You’ll need to pay for everything you imbibe in cash and up front, so be sure to stuff your wallet with plenty of green if you plan to grab a bottle of Bell’s Oberon Ale from Frankie’s makeshift bar, or order one of the supplemental dishes the host is likely to suggest if your party exceeds 3. You won’t regret getting those salt and pepper king crab legs or killer pork belly pancakes no matter what, but even shared with a large group, there’s enough food on hand to choke a Chinese dragon (there’s one strung from the ceiling of the shack, by the way), and solo diners will surely find themselves feasting on leftover fried rice for a week.

Each patron will start with a bowl of Westlake Rice Porridge with sunflower seeds and catfish, eminently craveable even during the recent string of especially steamy evenings (an accompanying, cold assortment of smashed cucumbers, Sichuan giardiniera and charred eggplant helps mitigate the heat). After that, overflowing platters begin to pile up at a fast and furious pace, each more delicious than the last, but too much for even a quartet of ravenous, seasoned eaters to make a dent in. There’s a tureen of Mapo Tofu, which pairs quivering globs of compressed soy with shitake mushrooms and pork, in a mellow, fermented bean paste-based sauce. There’s a creamy, multi-textured Salt Fish Fried Rice, dotted with Chinese sausage, shreds of crunchy lettuce and bits of egg, and a duo of kitchen ‘freebies’ (TEN dishes for $35!), including a coil of thick, black sesame noodles, and an addictive red cabbage and beet salad, intriguingly sprinkled with nubbins of toasted buckwheat. Yes, the set meal includes Bowien’s famous Kung Pao Pastrami, but we were even more entranced by the Tennessee Bacon n’ Rice Cakes, a savory slurry of tender, glutinous coins, chewy pork matchsticks, and half moons of bitter melon. And while even heat seekers have made mention of Bowien’s penchant towards aggressive, palate-obliterating spice, the cumin-scented Chicken Wings (inarguably the most fiery item on the menu), merely contribute a pleasurable zap to the sinuses, with a signature numbing zing that quickly abates. The final dish to hit the table, Market Greens drizzled with oyster sauce and Frankie’s olive oil, draped dramatically over a dome of shaved ice, is every bit as refreshing an end to dinner as the requisite wedges of orange and plastic-wrapped fortune cookies that follow.
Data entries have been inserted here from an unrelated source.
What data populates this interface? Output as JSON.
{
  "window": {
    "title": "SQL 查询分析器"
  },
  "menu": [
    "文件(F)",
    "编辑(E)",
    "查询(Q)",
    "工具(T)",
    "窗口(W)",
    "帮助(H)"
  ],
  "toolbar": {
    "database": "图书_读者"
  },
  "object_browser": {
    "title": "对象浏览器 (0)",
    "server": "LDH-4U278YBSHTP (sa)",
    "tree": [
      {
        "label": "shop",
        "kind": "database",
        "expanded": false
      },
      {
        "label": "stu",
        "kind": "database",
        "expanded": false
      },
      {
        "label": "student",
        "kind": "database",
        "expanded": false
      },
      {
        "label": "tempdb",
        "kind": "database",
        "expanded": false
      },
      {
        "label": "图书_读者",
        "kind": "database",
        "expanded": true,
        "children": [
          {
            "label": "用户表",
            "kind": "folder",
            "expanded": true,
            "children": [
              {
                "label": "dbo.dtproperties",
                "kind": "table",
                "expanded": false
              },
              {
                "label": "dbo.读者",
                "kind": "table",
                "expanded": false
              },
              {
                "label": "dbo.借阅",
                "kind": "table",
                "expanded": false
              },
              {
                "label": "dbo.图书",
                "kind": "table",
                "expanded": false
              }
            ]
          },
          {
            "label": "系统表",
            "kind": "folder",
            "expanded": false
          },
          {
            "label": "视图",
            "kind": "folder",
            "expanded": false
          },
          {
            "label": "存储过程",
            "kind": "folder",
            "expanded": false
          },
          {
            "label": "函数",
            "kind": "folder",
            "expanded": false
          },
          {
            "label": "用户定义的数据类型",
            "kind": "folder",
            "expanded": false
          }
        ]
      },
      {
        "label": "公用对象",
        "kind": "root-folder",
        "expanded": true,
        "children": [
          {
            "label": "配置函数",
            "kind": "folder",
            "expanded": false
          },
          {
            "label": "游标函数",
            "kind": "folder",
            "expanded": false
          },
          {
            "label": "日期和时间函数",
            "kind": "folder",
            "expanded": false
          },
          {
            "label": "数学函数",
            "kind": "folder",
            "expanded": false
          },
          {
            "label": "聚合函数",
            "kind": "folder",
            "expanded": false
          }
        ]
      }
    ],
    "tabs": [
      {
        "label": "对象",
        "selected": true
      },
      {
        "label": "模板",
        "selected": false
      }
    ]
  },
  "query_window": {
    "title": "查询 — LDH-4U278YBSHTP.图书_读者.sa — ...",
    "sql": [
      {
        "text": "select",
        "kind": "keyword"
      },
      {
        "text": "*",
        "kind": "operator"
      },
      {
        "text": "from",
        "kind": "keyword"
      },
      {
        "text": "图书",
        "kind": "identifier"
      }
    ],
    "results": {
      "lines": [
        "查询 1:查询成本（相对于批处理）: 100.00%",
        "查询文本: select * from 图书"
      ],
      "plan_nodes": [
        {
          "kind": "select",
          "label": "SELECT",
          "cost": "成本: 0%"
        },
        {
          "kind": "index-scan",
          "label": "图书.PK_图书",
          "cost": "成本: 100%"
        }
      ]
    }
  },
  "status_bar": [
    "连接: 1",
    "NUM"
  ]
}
Our dining companions, who were fortunate enough to have tried out the original Mission Chinese Food in San Francisco, its Manhattan outpost, and the Mexican-styled Mission Cantina besides, insisted that these were some of the best dishes they’ve ever had from the mini franchise, and although we had no real point of reference, we second another critic’s assessment that this was, undoubtedly, one of the best meals we’ve had all year. Something tells us this is only the beginning of a beautiful friendship between Brooklyn and Danny Bowien.